Title is probably not very clear so let me explain.
I want to process a in-process join (nodeJs) on 2 tables*, Session
and SessionAction
. (1-N)
Since these tables are rather big (millions of records both) my idea was to get slices based on an orderBy sessionId
(which they both share), and sort of lock-step walk through both tables in batches.
This however proves to be awefully slow. I'm using pseudo code as follows for both the tables to get the batches:
table('x').orderBy({index:"sessionId"}.filter(row.sessionId > start && row.sessionId < y)
It seems that even though I'm essentially filtering on a attribute sessionId
which has got an index, the query planner is not smart enough to see this and every query does a complete tablescan to do the orderby before filtering afterwards (or so it seems)
Of course, this is incredibly wasteful but I don't see another option. E.g.:
- Order after filter is not supported by Rethink.
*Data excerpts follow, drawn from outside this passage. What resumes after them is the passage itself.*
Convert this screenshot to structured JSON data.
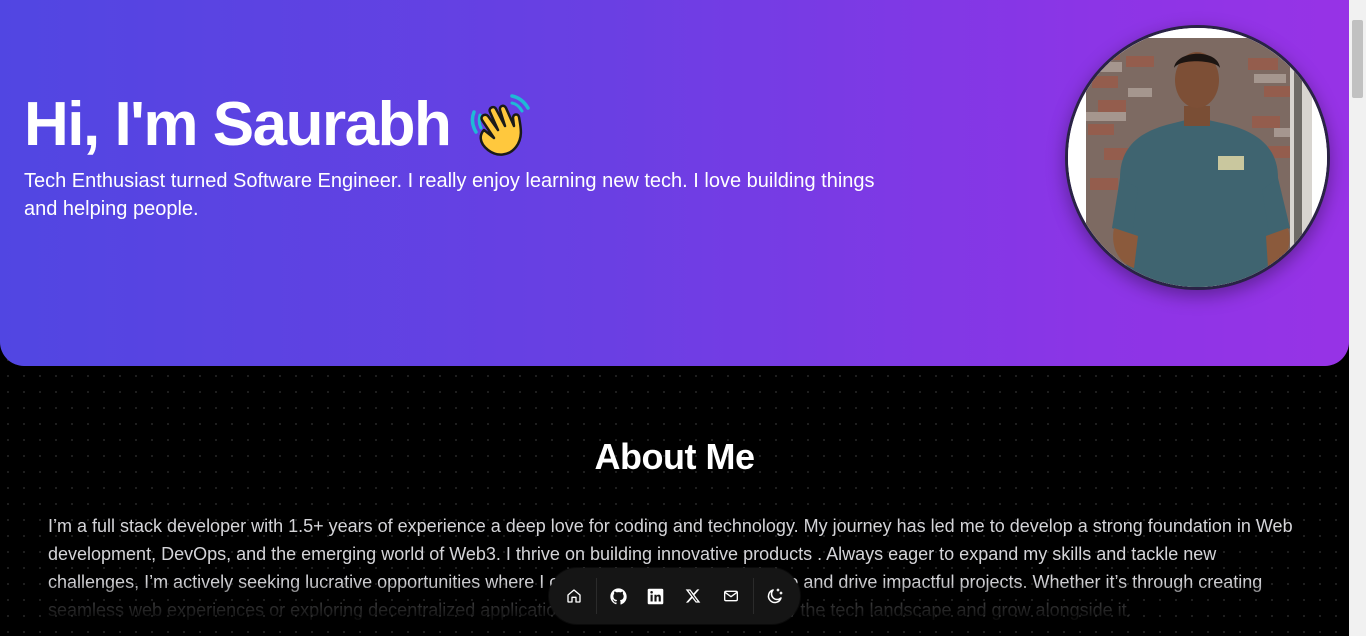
{
  "hero": {
    "title": "Hi, I'm Saurabh",
    "subtitle": "Tech Enthusiast turned Software Engineer. I really enjoy learning new tech. I love building things and helping people."
  },
  "about": {
    "title": "About Me",
    "paragraph": "I’m a full stack developer with 1.5+ years of experience a deep love for coding and technology. My journey has led me to develop a strong foundation in Web development, DevOps, and the emerging world of Web3. I thrive on building innovative products . Always eager to expand my skills and tackle new challenges, I’m actively seeking lucrative opportunities where I can leverage my tech expertise and drive impactful projects. Whether it’s through creating seamless web experiences or exploring decentralized applications, I’m excited to contribute to the tech landscape and grow alongside it."
  },
  "dock": {
    "items": [
      "home-icon",
      "github-icon",
      "linkedin-icon",
      "x-icon",
      "mail-icon",
      "theme-toggle-icon"
    ]
  },
  "colors": {
    "hero_gradient_start": "#5146e2",
    "hero_gradient_end": "#9733e6",
    "background": "#000000",
    "dock_background": "#151515"
  }
}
- Getting a slice of the ordered table doesn't work either, since
slice-enumeration
(i.e.: the xth until the yth record) for lack of a better work doesn't add up between the 2 tables.
Questions:
- Is my approach indeed expected to be slow, due to having to do a table scan at each iteration/batch?
- If so, how could I design my queries to get it working faster?
*) It's too involved to do it using Rethink Reql only.